Akkedops
Akkedops is an extinct genus of early neodiapsid sauropsids known from the Late Permian Cistecephalus Assemblage Zone of South Africa. The genus contains a single species, Akkedops bremneri, known from a single skull.
Discovery and naming
The Akkedops holotype specimen, SAM-PK-K6205, was discovered by D. T. Bremner in the 1980s in outcrops of the Beaufort Group, representing part of the Cistecephalus Assemblage Zone, in South Africa. The specimen consists of a single, nearly complete skull with associated postcranial fragments. The specimen is somewhat crushed and distorted.In 2025, Ethan D. Mooney, Diane Scott, and Robert R. Reisz described Akkedops bremneri as a new genus and species of early neodiapsids based on these fossil remains. The generic name, Akkedops, combines the Afrikaans word akkedis, meaning "lizard", with the Greek suffix opsis, meaning appearance, in reference to the superficially lizard-like morphology of the preserved material. The specific name, bremneri, honors the discoverer of the holotype specimen.
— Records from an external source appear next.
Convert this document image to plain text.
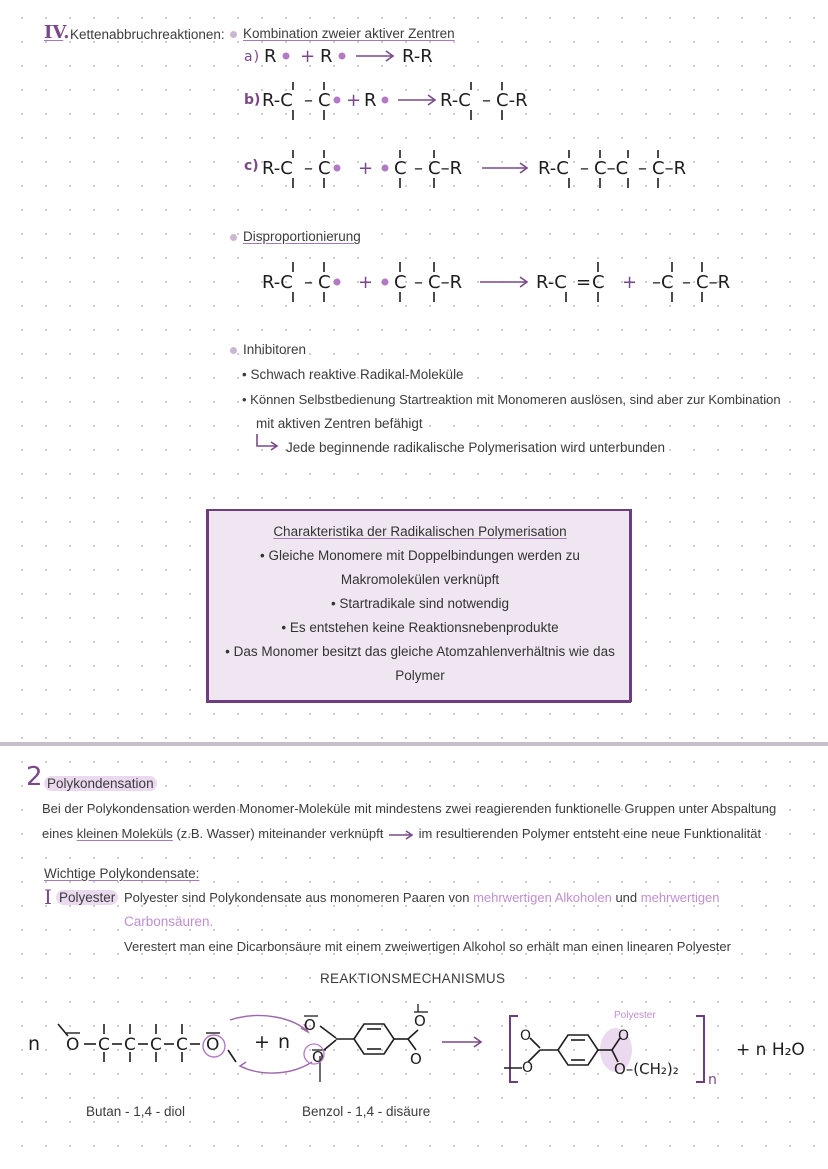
IV. Kettenabbruchreaktionen:	Kombination zweier aktiver Zentren
a) R + R	R-R
b) R-C – C + R	R-C – C-R
c) R-C – C + C – C–R	R-C – C–C – C–R
Disproportionierung
R-C – C + C – C–R	R-C = C + –C – C–R
Inhibitoren
• Schwach reaktive Radikal-Moleküle
• Können Selbstbedienung Startreaktion mit Monomeren auslösen, sind aber zur Kombination
mit aktiven Zentren befähigt
Jede beginnende radikalische Polymerisation wird unterbunden
Charakteristika der Radikalischen Polymerisation
• Gleiche Monomere mit Doppelbindungen werden zu
Makromolekülen verknüpft
• Startradikale sind notwendig
• Es entstehen keine Reaktionsnebenprodukte
• Das Monomer besitzt das gleiche Atomzahlenverhältnis wie das
Polymer
2 Polykondensation
Bei der Polykondensation werden Monomer-Moleküle mit mindestens zwei reagierenden funktionelle Gruppen unter Abspaltung
eines kleinen Moleküls (z.B. Wasser) miteinander verknüpft	im resultierenden Polymer entsteht eine neue Funktionalität
Wichtige Polykondensate:
I Polyester Polyester sind Polykondensate aus monomeren Paaren von mehrwertigen Alkoholen und mehrwertigen
Carbonsäuren.
Verestert man eine Dicarbonsäure mit einem zweiwertigen Alkohol so erhält man einen linearen Polyester
REAKTIONSMECHANISMUS
n O C C C C O + n
O
O
O
O
Polyester
O
O
O
O–(CH₂)₂
n
+ n H₂O
Butan - 1,4 - diol	Benzol - 1,4 - disäure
Mooney and colleagues also referred two other specimens to Akkedops based on alleged similarities in their anatomy and discovery locality: BP/1/2614, an additional nearly complete but crushed skull, and SAM-PK-K7710, an aggregation of at least six partial individuals originally described as juveniles of the related Youngina. In their 2025 redescription of Galesphyrus, a fellow Permian South African sauropsid, Buffa and colleauges questioned the referral of SAM-PK-K7710 to Akkedops, and restricted their phylogenetic scoring of this taxon to just the holotype, SAM-PK-K6205. In 2026, Jenkins and colleagues redescibed SAM-PK-K7710 as belonging to a new genus and species, Scyllacerta creanae. These authors noted that, contrary to statements by Mooney and colleagues that the three specimens came from the same locality in the Endothiodon Assemblage Zone, the Akkedops holotype is actually from the Cistecephalus AZ, Scyllacerta is from the EAZ, and BP/1/2614 is from the Daptocephalus AZ, separating the three specimens by millions of years.
Classification
To test the relationships of Akkedops, Mooney, Scott & Reisz scored this taxon in the data matrix of Buffa et al.. This phylogenetic analysis placed Akkedops as the sister taxon to Sauria within the Neodiapsida, diverging after Youngina. These results are displayed in Topology A below. Later in 2025, Buffa, Jenkins, and Benoit published an extensively updated and expanded version of this phylogenetic matrix, incorporating the A. bremneri holotype and SAM-PK-K7710 as separate OTUs. Their results supported the placement of these two specimens as sister taxa within a monophyletic Younginidae, also including Youngina, with multiple additional lineages between this clade and the reptile crown-group. These results are displayed in Topology B below.Topology A: Mooney et al. tree
Topology B: Buffa et al. tree
In their 2026 description of Scyllacerta, Jenkins and colleagues similarly recovered this specimen, Akkedops, and Youngina within a monophyletic Younginidae, albeit with the latter two genera as sister taxa.